大学学部の先輩である神永暁さんが、新たに『さらに悩ましい 国語辞典』(時事通信社)を刊行され早々にご恵贈いただいた。当該書籍は、話題を呼んだ第1弾の『悩ましい国語辞典』(同社刊)の続編であり、Web上の「日本語どうでしょう」で神永さんが連載している記事を一冊にまとめたものである。先日は、宮崎日日新聞コラム欄「くろしお」にも引用されており、人口に膾炙した一冊といえるであろう。神永さんは長年、辞書編集一筋の人生を歩んでこられ、その調査・編集の中で得られた貴重な情報により、通常の辞書では表面化しない部分を興味深くまとめていて実に面白い。まさに日本語の奥行きを知り「言語感覚を豊かに」するには、当該書籍は常に座右に置きたい2冊である。学生から一般の方まで、そして繊細な言語感覚が求められる短歌関係の方々にも、ぜひとも推薦したい好著である。さて冒頭に記したのは同書において、今年上半期話題となった「忖度」の項目の記事の一部引用である。同項目は、「本来なかったそのような意味があたかもあったかのように使われ始めている。辞書編集者としてはそれが気になるのである。」と結ばれている。「あったものをなかったように」も許し難いが、その逆もまた「日本語」に失礼であろう。いずれも公言の中でさえ、捏造や揉み消しが氾濫していることを思わせる。

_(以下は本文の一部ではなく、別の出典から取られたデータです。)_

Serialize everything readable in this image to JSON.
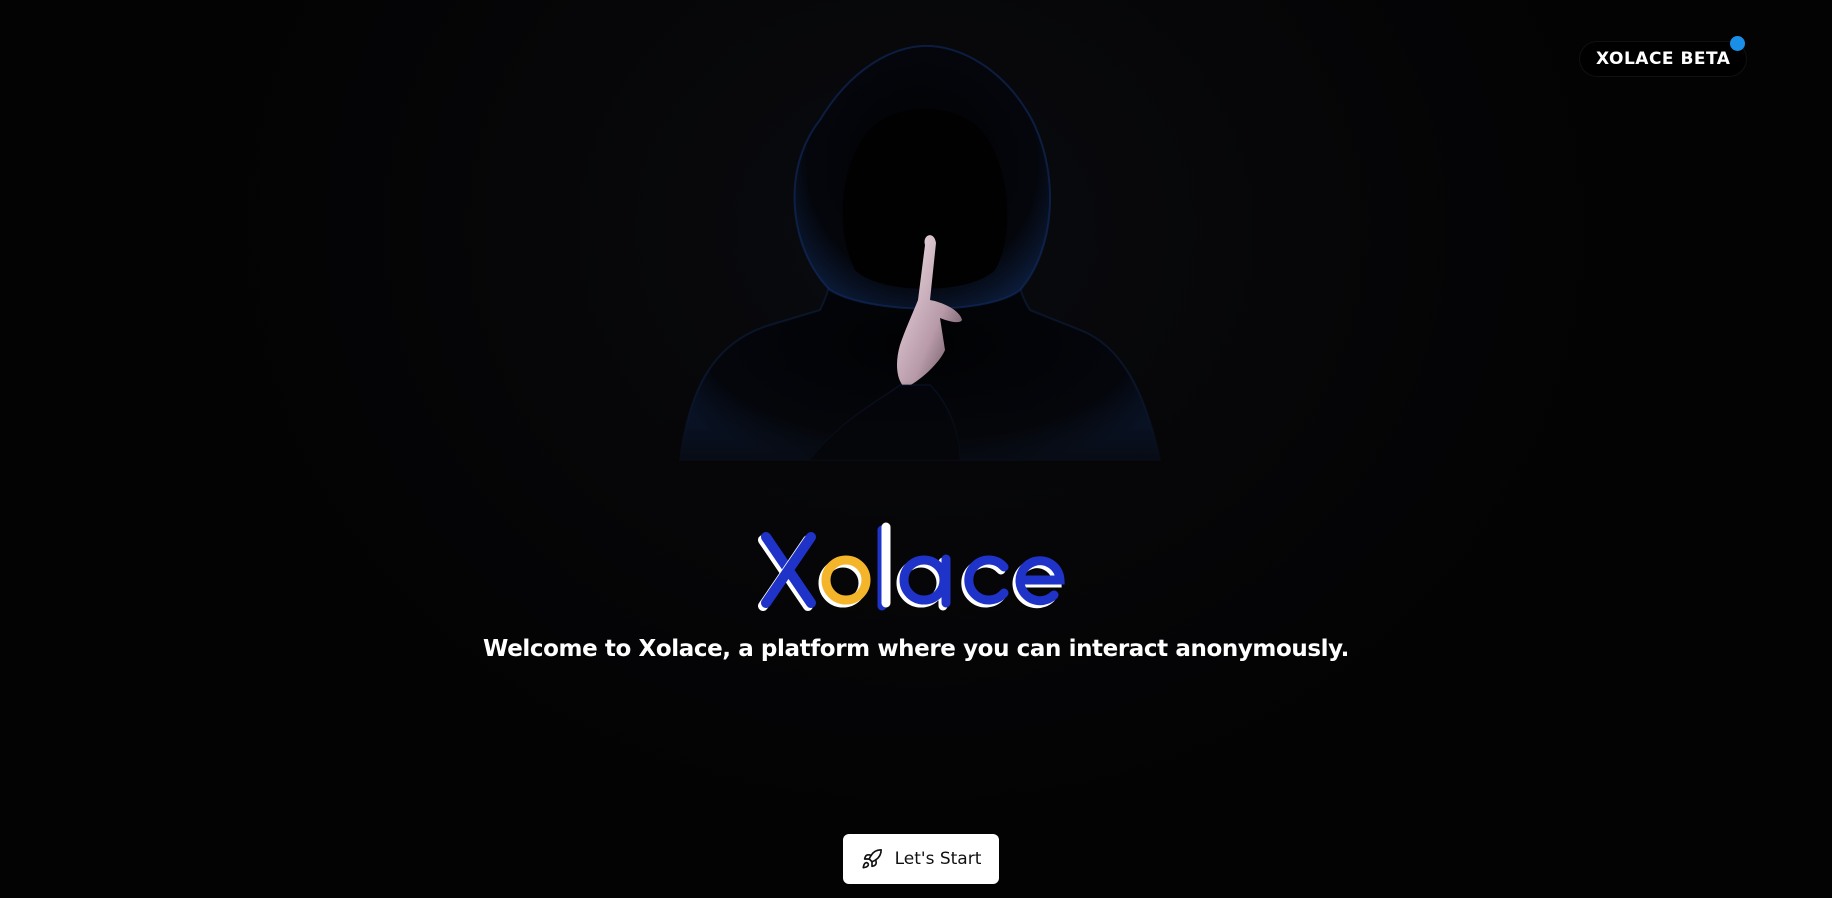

さて、まずは「忖度」は難読語ではという指摘もされているが、これほど話題にならなければ「ソンド」「フンド」「フド」などと誤読されることも多い語彙だと同書にある。そして何より同書同項目で納得したのは。神永さんが編集長を務めた『日本国語大辞典』における「忖度」の用例である。著名な福沢諭吉『文明論之概略』巻二第四章の文章が引用されているようだが、同書にはその現代語訳(神永氏訳)が示されているので、ここに覚書として引用しておきたい。

「人の心の働きはたくさんの事柄から成り立っていて、朝は夕方と異なり、夜は昼と同じではない。今日は徳行のそなわった人でも明日は徳のない品性の卑しい人になり、今年敵だった者が来年には友達になるかもしれない。人の心の働きが時機に応じて変化することは、それが現れれば、ますます思いがけないこととなるのである。幻や魔物のようで、あれこれ考えをめぐらすことも、推し量ることもできない。他人の心を忖度できないのはもとより言うまでもないことだが、夫婦親子間でもお互いにその心の働きを推し量ることはできない。単に夫婦親子だけでなく、自分の心をもってしても自分自身の心の変化を思い通りにすることはできない。いわゆる「今吾は古吾に非ず(=今の自分は昔のままの自分自身ではない)」というのがこれである。その実態はあたかも晴雨の天候を予測できないのと同じようなものである。」(同書p168・169より引用)


まさに人の心は「忖度」できないと云うのだ
それを心得た上で、夫婦親子関係を考えた方が健全なのかもしれない
時機に応じての変化に寛容であることを「愛情」と呼ぶのであろう。